La aridez de su tono y sus maneras expeditivas me desconciertan. No consigo creer que un hombre presuntamente cercano a Dios pueda estar tan alejado de los hombres y ser tan insensible a su dolor.
– No me gusta su manera de hablarme.
– Hay muchas cosas que a usted no le gustan, doctor, y no creo que eso le dispense de nada. Ignoro quién se ha hecho cargo de su educación, pero lo que es seguro es que no ha sido una buena escuela. Por otro lado, nada le permite adoptar ese tono de indignación ni a sentirse por encima de los demás, ni su éxito social ni la valentía de su esposa que, dicho sea de paso, no contribuye a que le estimemos más. Para mí, no es más que un pobre desgraciado, un miserable huérfano sin fe y sin salvación que, como un sonámbulo, va a la deriva a plena luz del día. Ni aunque caminase sobre el agua quedaría limpio de la afrenta que encarna. Pues el verdadero bastardo no es el que no conoce a su padre, sino el que no conoce sus referencias. De todas las ovejas negras, es la más patética y la que menos se merece que la lloren.

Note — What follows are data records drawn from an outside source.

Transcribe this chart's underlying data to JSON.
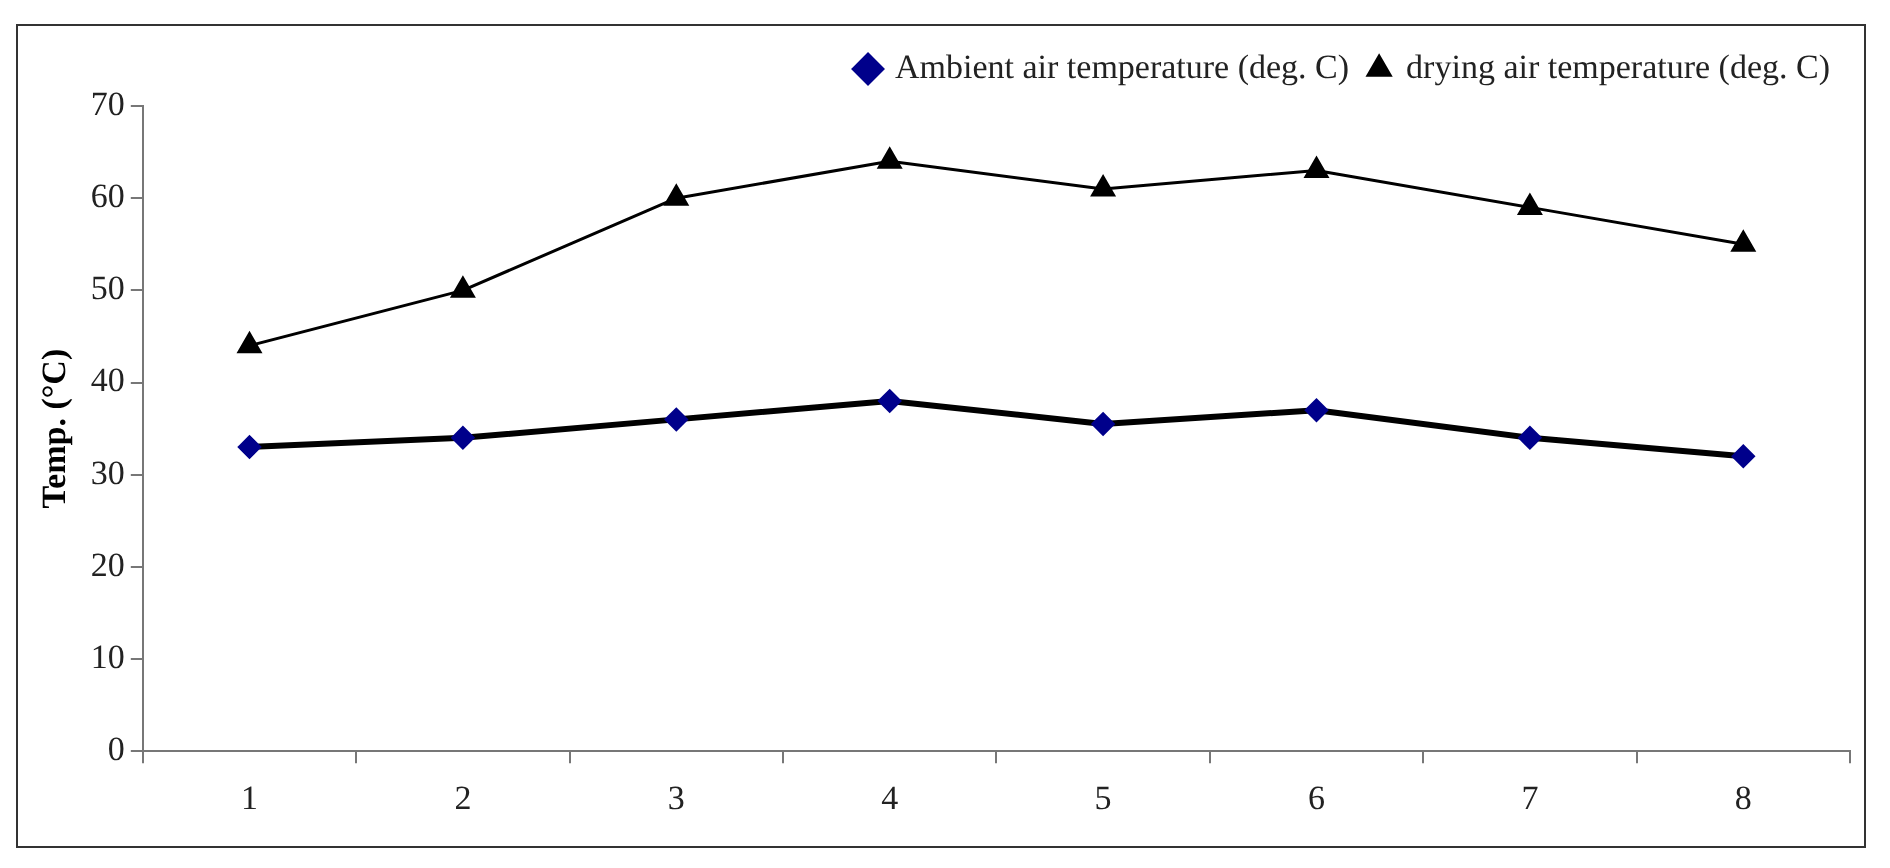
{
  "chart_data": {
    "type": "line",
    "ylabel": "Temp. (°C)",
    "categories": [
      "1",
      "2",
      "3",
      "4",
      "5",
      "6",
      "7",
      "8"
    ],
    "series": [
      {
        "name": "Ambient air temperature (deg. C)",
        "color": "#00008b",
        "marker": "diamond",
        "values": [
          33,
          34,
          36,
          38,
          35.5,
          37,
          34,
          32
        ]
      },
      {
        "name": "drying air temperature (deg. C)",
        "color": "#000000",
        "marker": "triangle",
        "values": [
          44,
          50,
          60,
          64,
          61,
          63,
          59,
          55
        ]
      }
    ],
    "ylim": [
      0,
      70
    ],
    "yticks": [
      0,
      10,
      20,
      30,
      40,
      50,
      60,
      70
    ],
    "grid": false,
    "legend": "top",
    "line_style": "solid"
  }
}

Me mira con descaro, dispuesto a morder:
– Ahora, váyase. Trae usted el mal de ojo a nuestra morada.
– Le prohíbo…
– ¡Fuera!
Tiende el brazo hacia la cortina, cortante como una espada.

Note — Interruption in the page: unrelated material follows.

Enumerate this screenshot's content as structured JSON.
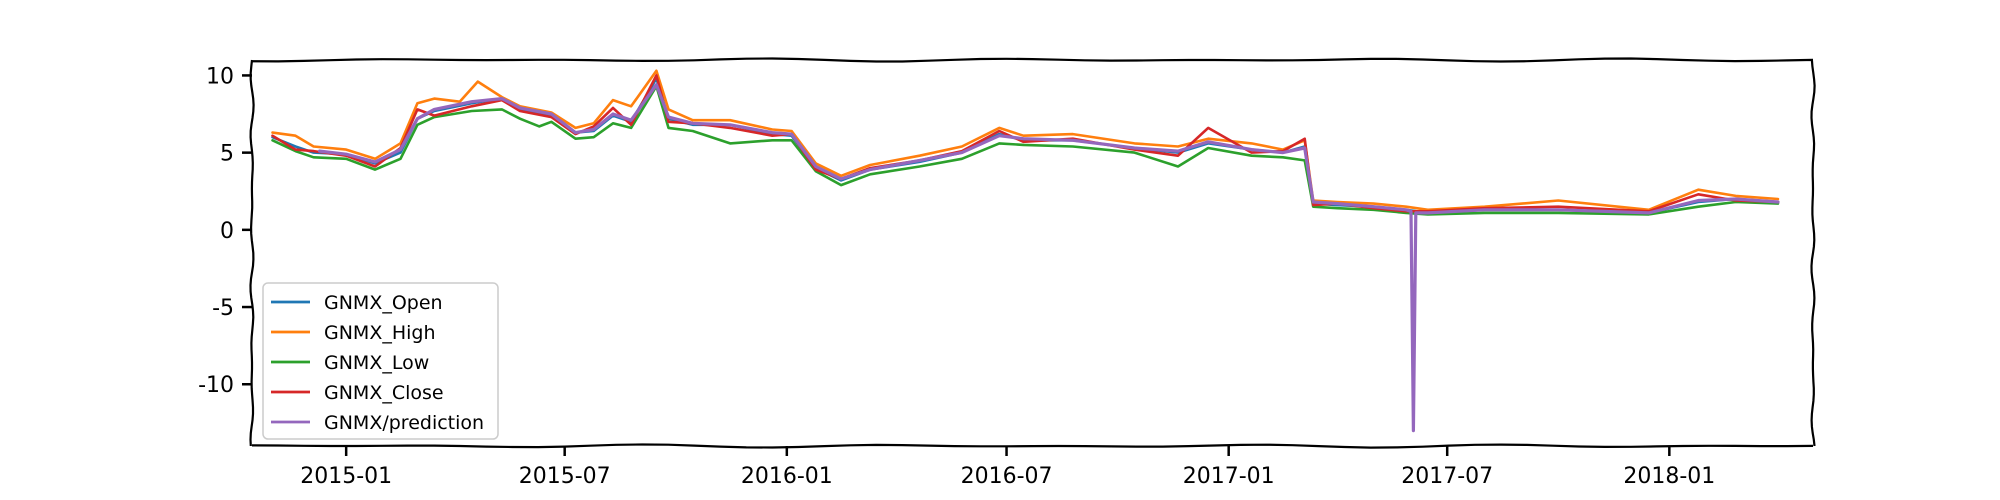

– Otra cosa, doctor: entre integrarse y desintegrarse, el margen de maniobra es tan estrecho que el menor tropiezo puede echarlo todo a perder.
– ¡Es usted un iluminado!
– Ilustrado -precisa.
– Se cree investido de una misión divina.
– Todo valiente lo está. De no ser así, sólo sería vanidoso, egoísta e injusto.
Da una palmada. El discípulo, que por supuesto estaba escuchando tras la cortina, entra y me vuelve a agarrar por el hombro. Lo repelo con rabia y miro al imán.
– No me iré de Belén sin haberme entrevistado con un responsable de su movimiento.
– Haga el favor de irse de mi casa -me dice el imán recogiendo su libro del atril.
Se vuelve a sentar sobre el cojín y me ignora completamente.
Kim me llama al móvil. Le ha sentado muy mal mi manera de desaparecer. Para compensarla, consiento en que me recoja en Belén y la cito en una gasolinera a la entrada de la ciudad. Luego vamos a casa de mi hermana de leche, que no se ha recuperado de su última recaída.
Convencido de que los hombres del imán acabarán manifestándose, nos quedamos cuidando de Leila. Yaser llega un poco después. Ve a Kim junto a su mujer y no intenta enterarse de si se trata de una amiga o de un médico de urgencias. Nos retiramos a una habitación para hablar. Para impedirme que le estropee lo que queda de día, me cuenta el peligro que corre su molino, las deudas que no paran de crecer, el chantaje de sus acreedores. Lo escucho hasta que se queda sin aliento. Le cuento entonces mi expeditiva entrevista con el imán. Se limita a menear la barbilla a la vez que una arruga profunda le surca la frente. Elude por prudencia hacer algún comentario, pero la actitud del imán hacia mí le inquieta visiblemente.